Over the years we got used to seeing bad guys like Putin portrayed less as bogeymen and more like buffoons, parodied on stage and screen, depicted as knuckle-heads, turned into the butt of jokes.

Except no one’s laughing now, are they? And we in the West appear guilty not only of arrogance but also an almost criminal complacency. It’s as though, having banished one swivel-eyed despot all those years ago, we somehow thought we would never have to do it again. But evil is like knotweed. It doesn’t matter how much you hack it back, no matter how painstakingly you dig it out, torch it, poison it, raze it, it burrows those rhizomes deep down into the darkness where it lies dormant before finding its way back out. You have to be ever vigilant, for it never truly goes away.

What we are witnessing here is a re-emergence of the evil that tore through Europe in the 20th century, costing millions of innocent lives. It’s clear that Putin’s ambitions don’t stop at the border, and that his ultimate aim is the destabilisation of democracy across the globe.

And where once I would have wholeheartedly agreed with Defence Secretary Ben Wallace when he said we ‘kicked the backside’ of Russia during the reign of Tsar Nicholas I, and that we could ‘always do it again’ now, I’m afraid, I’m just not sure.

Britain is not the powerhouse it once was. Not only do we find ourselves in a much weaker position politically, socially and economically; we are also psychologically and, I fear, morally less equipped to rise to the challenge.

Is it really any wonder Putin thinks he can do whatever he wants?
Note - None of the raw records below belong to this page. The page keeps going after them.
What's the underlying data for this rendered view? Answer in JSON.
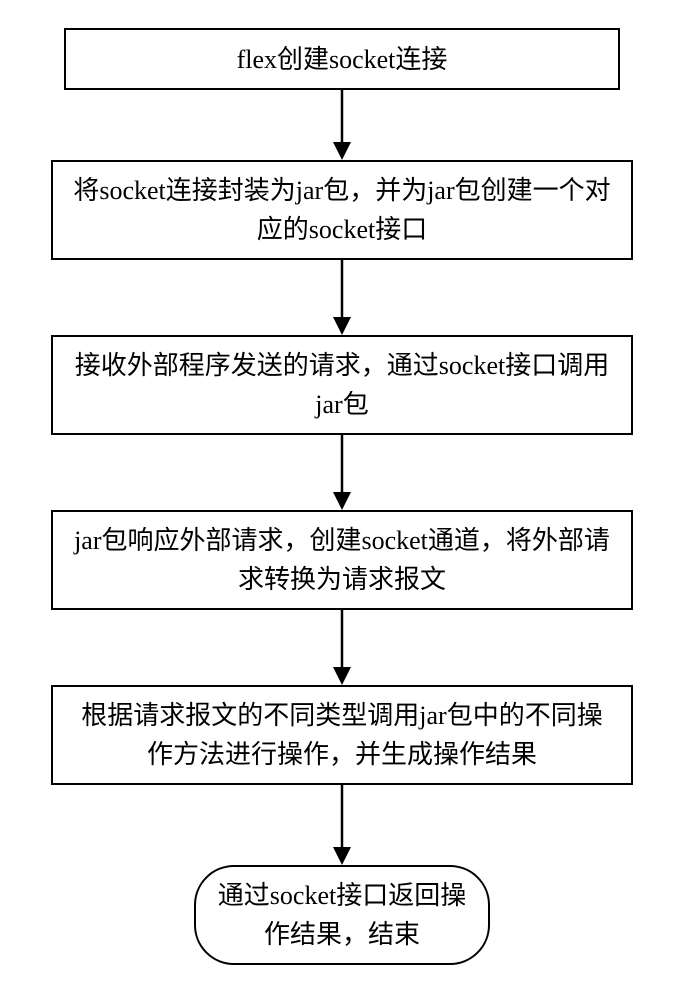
{
  "steps": {
    "s1": "flex创建socket连接",
    "s2": "将socket连接封装为jar包，并为jar包创建一个对应的socket接口",
    "s3": "接收外部程序发送的请求，通过socket接口调用jar包",
    "s4": "jar包响应外部请求，创建socket通道，将外部请求转换为请求报文",
    "s5": "根据请求报文的不同类型调用jar包中的不同操作方法进行操作，并生成操作结果",
    "s6": "通过socket接口返回操作结果，结束"
  }
}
He looks at the West — not just the UK, but once mighty America — and sees democracy weakened by petty infighting and trivial rivalries, scoffs at our obsession with human rights, our self-flagellation over climate change, the endless march of the woke brigade.

He saw what happened in Afghanistan, how we abandoned the Afghan people to the Taliban for the sake of political appeasement back home. He has witnessed the mollification of our once great institutions — from the BBC to the Armed Forces. There is a weakness in us that cannot be denied.

So here we are, arguing about unisex toilets while teenage conscripts my son’s age are dying for the sake of an old man’s mad ego.

Putin may be mad, but he is no fool. He has played a long game, and chosen his moment well. While we’ve been fighting a pointless culture war, he’s been preparing for the real thing. And now we must all dance to his deadly tune.